Einstige Lepra-Kranke leiden in Japan weiter unter Diskriminierung

Tokio (dpa) - In Japan leiden noch heute einstige Lepra-Kranke unter
gesellschaftlicher Stigmatisierung und Diskriminierung. Nach einer
Erhebung der liberalen japanischen Tageszeitung «Asahi Shimbun» leben
fast 40 Prozent der Bewohner in den 13 offiziell so bezeichneten
staatlichen «Sanatorien» weiterhin unter geändertem Namen. 25 Jahre
nach Abschaffung eines Gesetzes, das noch bis 1996 die Inhaftierung
und Zwangssterilisierung von Lepra-Kranken vorsah, lebten noch immer
rund 1000 Menschen in diesen Kolonien, so die Zeitung weiter.
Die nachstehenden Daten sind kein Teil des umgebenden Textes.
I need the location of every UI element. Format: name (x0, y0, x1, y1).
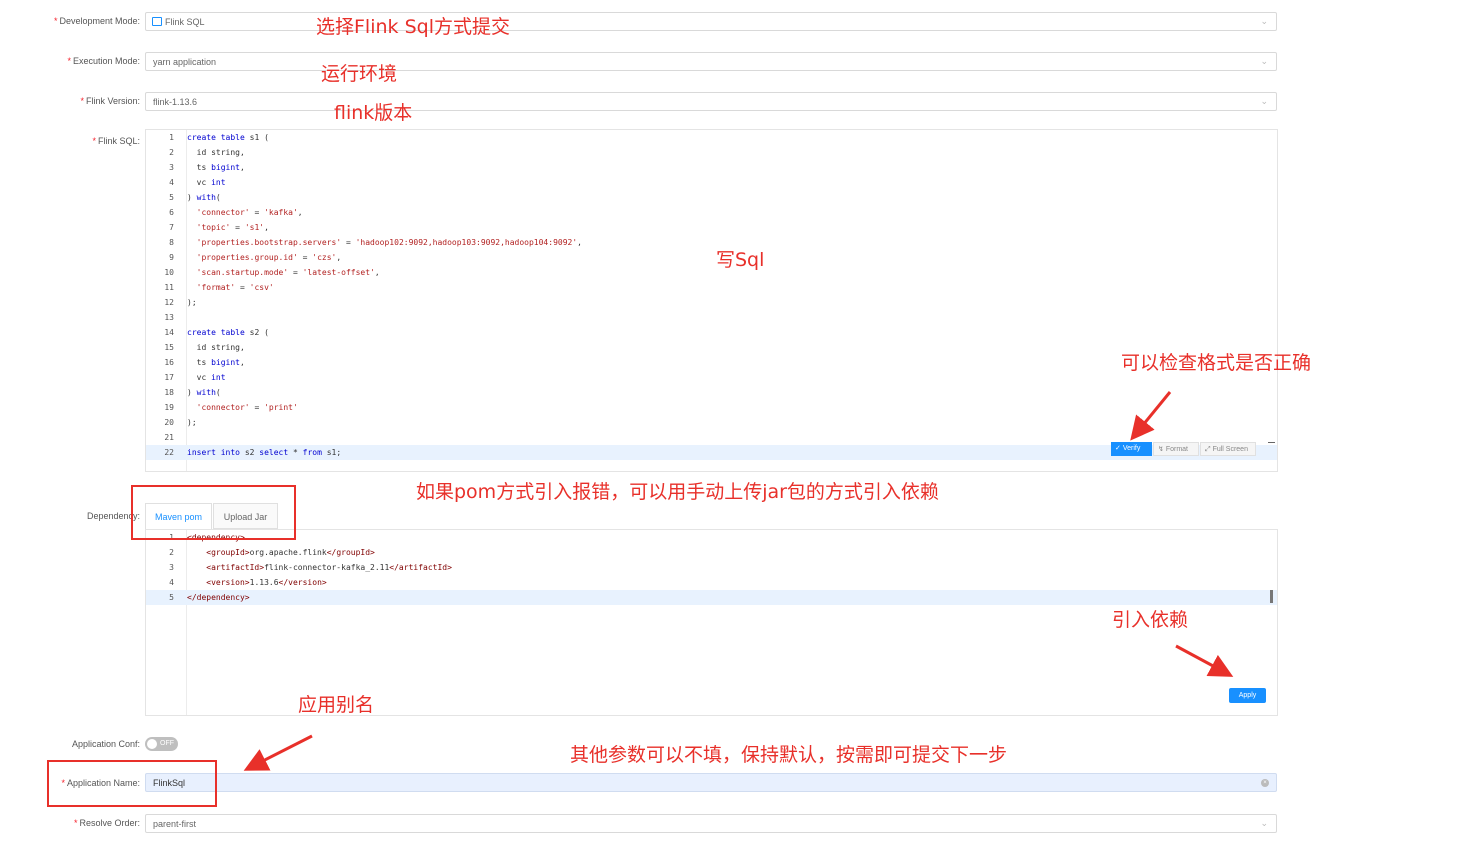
arrow-to-verify (1130, 391, 1172, 441)
arrow-to-apply (1175, 644, 1234, 677)
arrow-to-app-name (243, 734, 313, 771)
annotation-arrows (243, 391, 1234, 771)
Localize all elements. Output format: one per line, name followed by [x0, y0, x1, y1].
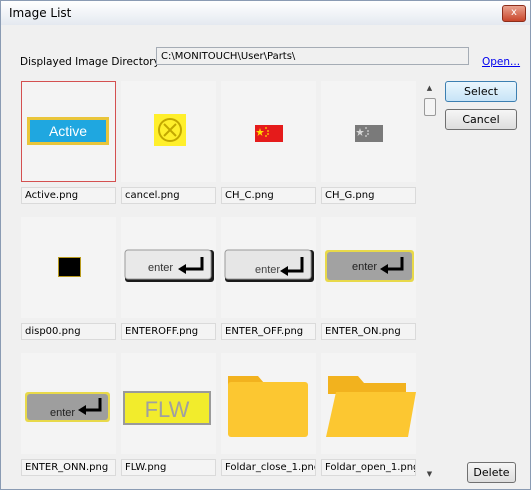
- scrollbar-thumb[interactable]: [424, 98, 436, 116]
- flw-button-text: FLW: [145, 397, 190, 422]
- image-thumbnail[interactable]: Active: [21, 81, 116, 182]
- image-filename: CH_C.png: [221, 187, 316, 204]
- image-thumbnail[interactable]: [321, 81, 416, 182]
- image-filename: ENTER_ON.png: [321, 323, 416, 340]
- image-filename: ENTER_ONN.png: [21, 459, 116, 476]
- close-button[interactable]: x: [502, 5, 526, 22]
- enter-key-on-icon: enter: [325, 250, 414, 282]
- image-list-dialog: Image List x Displayed Image Directory C…: [0, 0, 531, 490]
- image-filename: Active.png: [21, 187, 116, 204]
- image-grid: Active Active.png cancel.png CH_C.png CH…: [21, 81, 419, 481]
- scroll-up-icon[interactable]: ▲: [422, 82, 437, 94]
- enter-key-icon: enter: [224, 249, 314, 282]
- vertical-scrollbar[interactable]: ▲ ▼: [422, 82, 437, 480]
- folder-open-icon: [326, 376, 416, 437]
- image-filename: Foldar_open_1.png: [321, 459, 416, 476]
- china-flag-gray-icon: [355, 125, 383, 142]
- directory-path-field: C:\MONITOUCH\User\Parts\: [156, 47, 469, 65]
- image-thumbnail[interactable]: [121, 81, 216, 182]
- enter-key-text: enter: [352, 261, 377, 273]
- folder-closed-icon: [228, 376, 308, 437]
- directory-label: Displayed Image Directory: [20, 56, 160, 68]
- scroll-down-icon[interactable]: ▼: [422, 468, 437, 480]
- image-filename: Foldar_close_1.png: [221, 459, 316, 476]
- image-thumbnail[interactable]: enter: [321, 217, 416, 318]
- active-button-text: Active: [49, 123, 87, 139]
- cancel-circle-icon: [154, 114, 186, 146]
- enter-key-text: enter: [50, 407, 75, 419]
- select-button[interactable]: Select: [445, 81, 517, 102]
- image-thumbnail[interactable]: enter: [121, 217, 216, 318]
- image-filename: CH_G.png: [321, 187, 416, 204]
- china-flag-icon: [255, 125, 283, 142]
- enter-key-on-icon: enter: [25, 392, 110, 422]
- enter-key-text: enter: [255, 264, 280, 276]
- image-thumbnail[interactable]: enter: [21, 353, 116, 454]
- delete-button[interactable]: Delete: [467, 462, 516, 483]
- image-filename: disp00.png: [21, 323, 116, 340]
- image-filename: ENTEROFF.png: [121, 323, 216, 340]
- flw-button-icon: FLW: [123, 391, 211, 425]
- enter-key-text: enter: [148, 262, 173, 274]
- image-thumbnail[interactable]: [221, 353, 316, 454]
- image-filename: FLW.png: [121, 459, 216, 476]
- image-thumbnail[interactable]: [221, 81, 316, 182]
- image-thumbnail[interactable]: [21, 217, 116, 318]
- display-square-icon: [58, 257, 81, 277]
- enter-key-icon: enter: [124, 249, 214, 282]
- image-thumbnail[interactable]: enter: [221, 217, 316, 318]
- dialog-title: Image List: [9, 6, 72, 20]
- image-filename: cancel.png: [121, 187, 216, 204]
- active-button-icon: Active: [27, 117, 109, 145]
- image-filename: ENTER_OFF.png: [221, 323, 316, 340]
- title-bar: Image List x: [1, 1, 530, 25]
- image-thumbnail[interactable]: [321, 353, 416, 454]
- image-thumbnail[interactable]: FLW: [121, 353, 216, 454]
- open-directory-link[interactable]: Open...: [482, 56, 520, 68]
- cancel-button[interactable]: Cancel: [445, 109, 517, 130]
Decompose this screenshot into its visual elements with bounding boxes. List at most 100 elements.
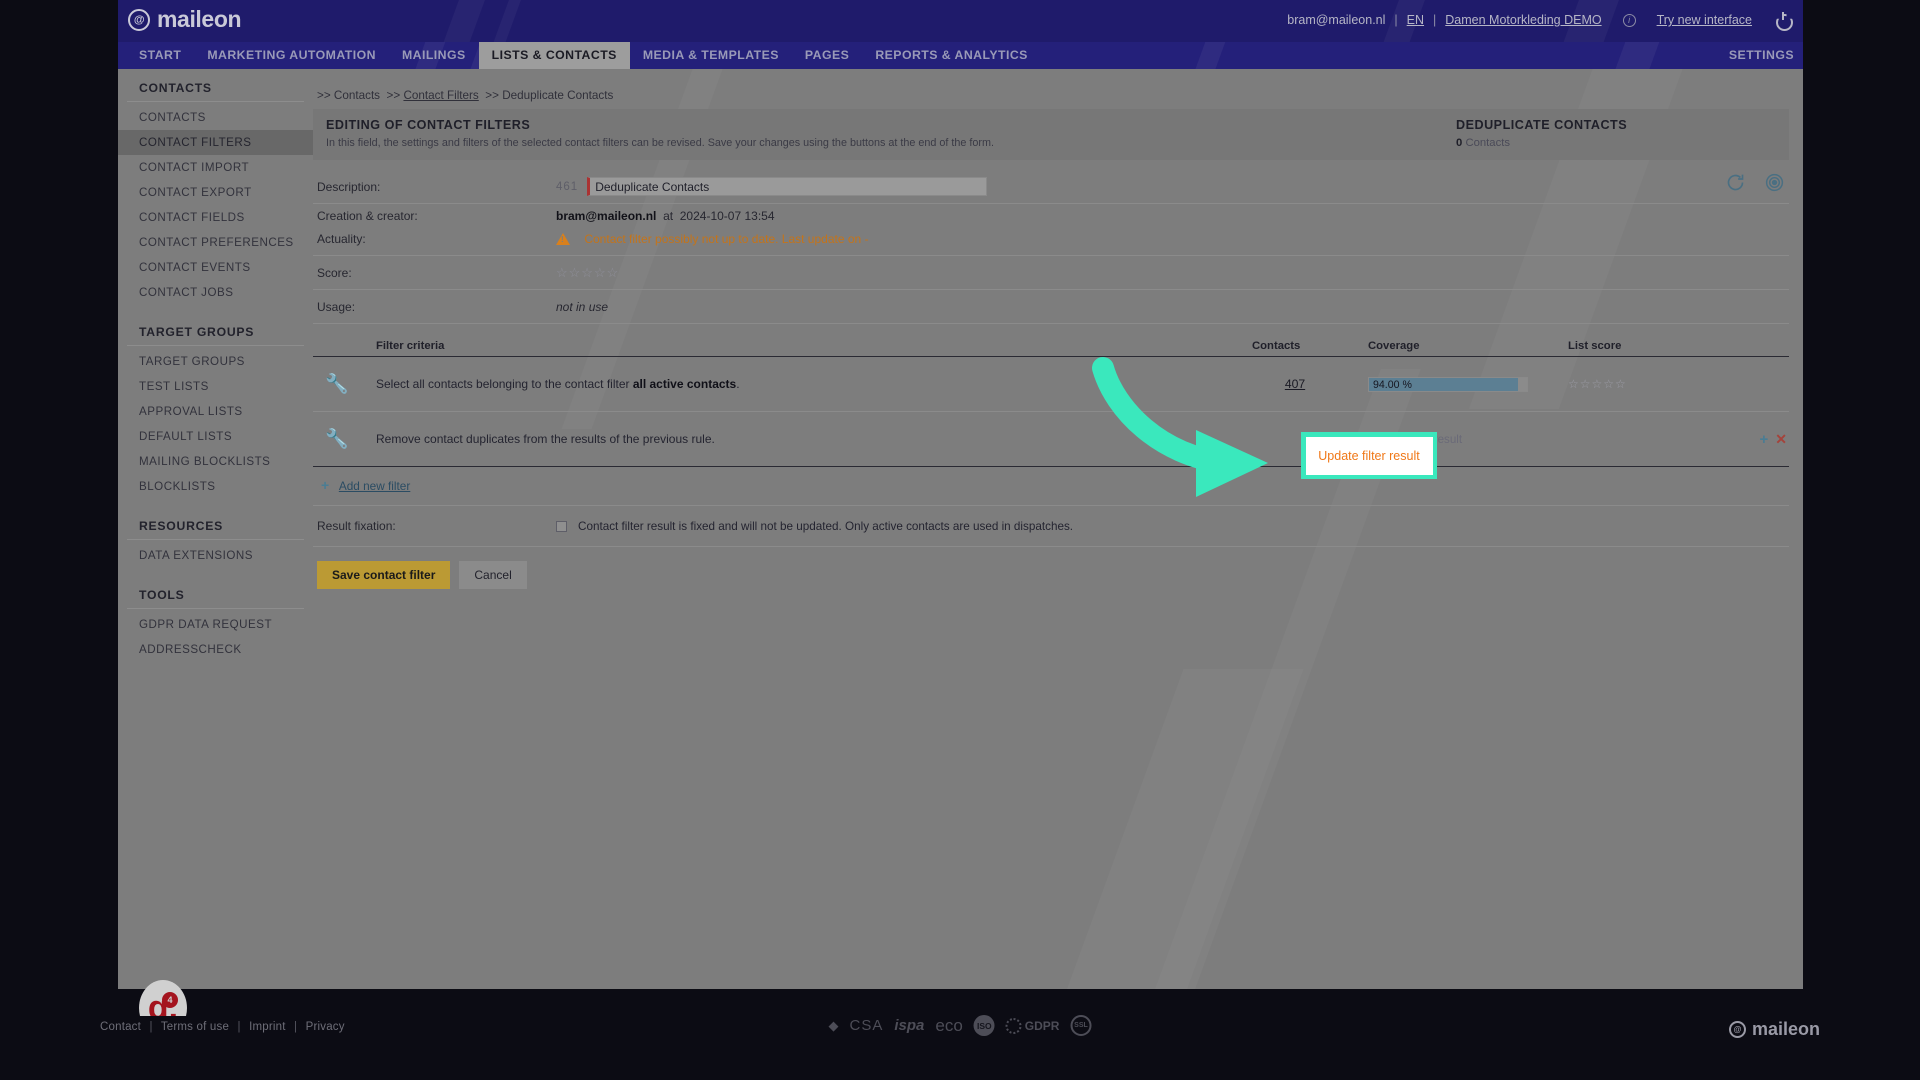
add-new-filter-link[interactable]: Add new filter xyxy=(339,479,410,493)
refresh-icon[interactable] xyxy=(1725,172,1746,193)
maileon-logo-text: maileon xyxy=(157,6,242,32)
column-header-coverage: Coverage xyxy=(1368,340,1420,352)
wrench-icon[interactable]: 🔧 xyxy=(313,374,349,395)
nav-item-reports-and-analytics[interactable]: REPORTS & ANALYTICS xyxy=(862,42,1041,69)
nav-item-media-and-templates[interactable]: MEDIA & TEMPLATES xyxy=(630,42,792,69)
sidebar-group-title: TARGET GROUPS xyxy=(127,321,304,346)
nav-item-mailings[interactable]: MAILINGS xyxy=(389,42,479,69)
description-label: Description: xyxy=(317,179,381,194)
sidebar-group-title: CONTACTS xyxy=(127,77,304,102)
row-list-score-stars-icon[interactable]: ☆☆☆☆☆ xyxy=(1568,377,1627,391)
nav-item-marketing-automation[interactable]: MARKETING AUTOMATION xyxy=(194,42,389,69)
footer-link-privacy[interactable]: Privacy xyxy=(306,1021,345,1033)
contact-filter-form: Description: 461 Creation & creator: bra… xyxy=(313,160,1789,589)
sidebar-item-gdpr-data-request[interactable]: GDPR DATA REQUEST xyxy=(118,612,313,637)
annotation-highlight-label[interactable]: Update filter result xyxy=(1305,436,1433,475)
sidebar-item-contact-events[interactable]: CONTACT EVENTS xyxy=(118,255,313,280)
result-fixation-checkbox[interactable] xyxy=(556,520,567,532)
nav-item-start[interactable]: START xyxy=(126,42,194,69)
score-row: Score: ☆☆☆☆☆ xyxy=(313,256,1789,290)
eco-badge: eco xyxy=(935,1015,963,1035)
table-row: 🔧 Remove contact duplicates from the res… xyxy=(313,412,1789,467)
coverage-value: 94.00 % xyxy=(1373,378,1412,391)
power-icon[interactable] xyxy=(1775,12,1791,28)
remove-icon[interactable]: ✕ xyxy=(1775,431,1787,448)
sidebar-item-default-lists[interactable]: DEFAULT LISTS xyxy=(118,424,313,449)
top-right-controls: bram@maileon.nl | EN | Damen Motorkledin… xyxy=(1287,12,1791,28)
creation-at-label: at xyxy=(663,209,674,223)
form-action-icons xyxy=(1725,172,1785,193)
plus-icon[interactable]: + xyxy=(1760,431,1769,448)
language-link[interactable]: EN xyxy=(1407,13,1424,27)
breadcrumb-item-contact-filters[interactable]: Contact Filters xyxy=(403,89,478,102)
g4-badge: g. 4 xyxy=(139,980,187,1016)
description-row: Description: 461 xyxy=(313,170,1789,204)
usage-value: not in use xyxy=(556,299,609,314)
info-icon[interactable]: i xyxy=(1622,13,1636,27)
maileon-mark-icon: @ xyxy=(128,8,150,31)
sidebar-item-data-extensions[interactable]: DATA EXTENSIONS xyxy=(118,543,313,568)
score-stars-icon[interactable]: ☆☆☆☆☆ xyxy=(556,265,619,281)
filter-contact-count: 0 Contacts xyxy=(1456,137,1776,149)
separator: | xyxy=(294,1021,298,1033)
diamond-icon: ◆ xyxy=(828,1017,839,1033)
filter-rule-target: all active contacts xyxy=(632,377,737,391)
sidebar-item-test-lists[interactable]: TEST LISTS xyxy=(118,374,313,399)
breadcrumb-prefix: >> xyxy=(386,89,401,102)
separator: | xyxy=(1433,13,1437,27)
sidebar-group-contacts: CONTACTS CONTACTS CONTACT FILTERS CONTAC… xyxy=(118,77,313,305)
sidebar-item-addresscheck[interactable]: ADDRESSCHECK xyxy=(118,637,313,662)
cancel-button[interactable]: Cancel xyxy=(459,561,527,589)
nav-item-list: START MARKETING AUTOMATION MAILINGS LIST… xyxy=(126,42,1041,69)
user-email: bram@maileon.nl xyxy=(1287,13,1386,27)
nav-item-settings[interactable]: SETTINGS xyxy=(1729,42,1794,69)
description-input[interactable] xyxy=(587,177,988,196)
breadcrumb-prefix: >> xyxy=(317,89,331,102)
try-new-interface-link[interactable]: Try new interface xyxy=(1657,13,1752,27)
footer-link-contact[interactable]: Contact xyxy=(100,1021,141,1033)
nav-item-pages[interactable]: PAGES xyxy=(792,42,862,69)
save-contact-filter-button[interactable]: Save contact filter xyxy=(317,561,451,589)
footer-link-imprint[interactable]: Imprint xyxy=(249,1021,286,1033)
description-charcount: 461 xyxy=(556,180,579,193)
footer-link-terms-of-use[interactable]: Terms of use xyxy=(161,1021,229,1033)
row-contacts-count[interactable]: 407 xyxy=(1252,377,1368,391)
sidebar-item-contacts[interactable]: CONTACTS xyxy=(118,105,313,130)
panel-header: EDITING OF CONTACT FILTERS In this field… xyxy=(313,109,1789,160)
contact-count-label: Contacts xyxy=(1465,137,1511,149)
gdpr-ring-icon xyxy=(1005,1017,1022,1034)
sidebar-item-contact-jobs[interactable]: CONTACT JOBS xyxy=(118,280,313,305)
sidebar-group-title: TOOLS xyxy=(127,584,304,609)
sidebar-group-title: RESOURCES xyxy=(127,515,304,540)
page-subtitle: In this field, the settings and filters … xyxy=(326,137,994,149)
wrench-icon[interactable]: 🔧 xyxy=(313,429,349,450)
target-icon[interactable] xyxy=(1764,172,1785,193)
footer-certification-badges: ◆ CSA ispa eco ISO GDPR SSL xyxy=(829,1015,1092,1036)
sidebar-item-mailing-blocklists[interactable]: MAILING BLOCKLISTS xyxy=(118,449,313,474)
separator: | xyxy=(237,1021,241,1033)
footer-brand: @ maileon xyxy=(1728,1019,1820,1040)
form-buttons: Save contact filter Cancel xyxy=(313,547,1789,589)
actuality-label: Actuality: xyxy=(317,231,366,246)
column-header-filter-criteria: Filter criteria xyxy=(376,340,445,352)
breadcrumb-item-contacts[interactable]: Contacts xyxy=(334,89,380,102)
sidebar-item-contact-import[interactable]: CONTACT IMPORT xyxy=(118,155,313,180)
nav-item-lists-and-contacts[interactable]: LISTS & CONTACTS xyxy=(478,42,630,69)
ssl-badge: SSL xyxy=(1070,1015,1092,1036)
coverage-bar: 94.00 % xyxy=(1368,376,1528,392)
sidebar-item-contact-fields[interactable]: CONTACT FIELDS xyxy=(118,205,313,230)
maileon-logo[interactable]: @ maileon xyxy=(128,6,242,33)
sidebar-item-blocklists[interactable]: BLOCKLISTS xyxy=(118,474,313,499)
separator: | xyxy=(1394,13,1398,27)
sidebar-item-approval-lists[interactable]: APPROVAL LISTS xyxy=(118,399,313,424)
iso-badge: ISO xyxy=(973,1015,995,1036)
sidebar-group-resources: RESOURCES DATA EXTENSIONS xyxy=(118,515,313,568)
sidebar-item-contact-export[interactable]: CONTACT EXPORT xyxy=(118,180,313,205)
sidebar-item-contact-preferences[interactable]: CONTACT PREFERENCES xyxy=(118,230,313,255)
column-header-list-score: List score xyxy=(1568,340,1622,352)
sidebar-item-contact-filters[interactable]: CONTACT FILTERS xyxy=(118,130,313,155)
account-link[interactable]: Damen Motorkleding DEMO xyxy=(1445,13,1601,27)
sidebar-item-target-groups[interactable]: TARGET GROUPS xyxy=(118,349,313,374)
filter-rule-text: Remove contact duplicates from the resul… xyxy=(376,432,715,446)
sidebar-group-target-groups: TARGET GROUPS TARGET GROUPS TEST LISTS A… xyxy=(118,321,313,499)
Japans
Staat und Gesellschaft hatten diese Menschen zu Aussätzigen gemacht
und sie stigmatisiert.

Erst im Jahr 2001 entschuldigte sich der japanische Staat bei den
Opfern und räumte ein, dass die jahrzehntelange Isolationspolitik
falsch gewesen sei. Als das Gesetz abgeschafft wurde, lebten rund
5400 Menschen in den Einrichtungen. Viele Betroffene blieben jedoch
auch danach dort - aus Angst vor andauernder Diskriminierung. Andere
versuchten, sich wieder in die Gesellschaft einzugliedern, doch
kehrten sie später wieder in die Kolonien zurück. Das
Durchschnittsalter der rund 1000 dort heute noch lebenden Menschen
betrage 87 Jahre, so die Zeitung. Viele änderten ihre Namen, damit
die Angehörigen keine Nachteile im Beruf oder bei Heirat hätten.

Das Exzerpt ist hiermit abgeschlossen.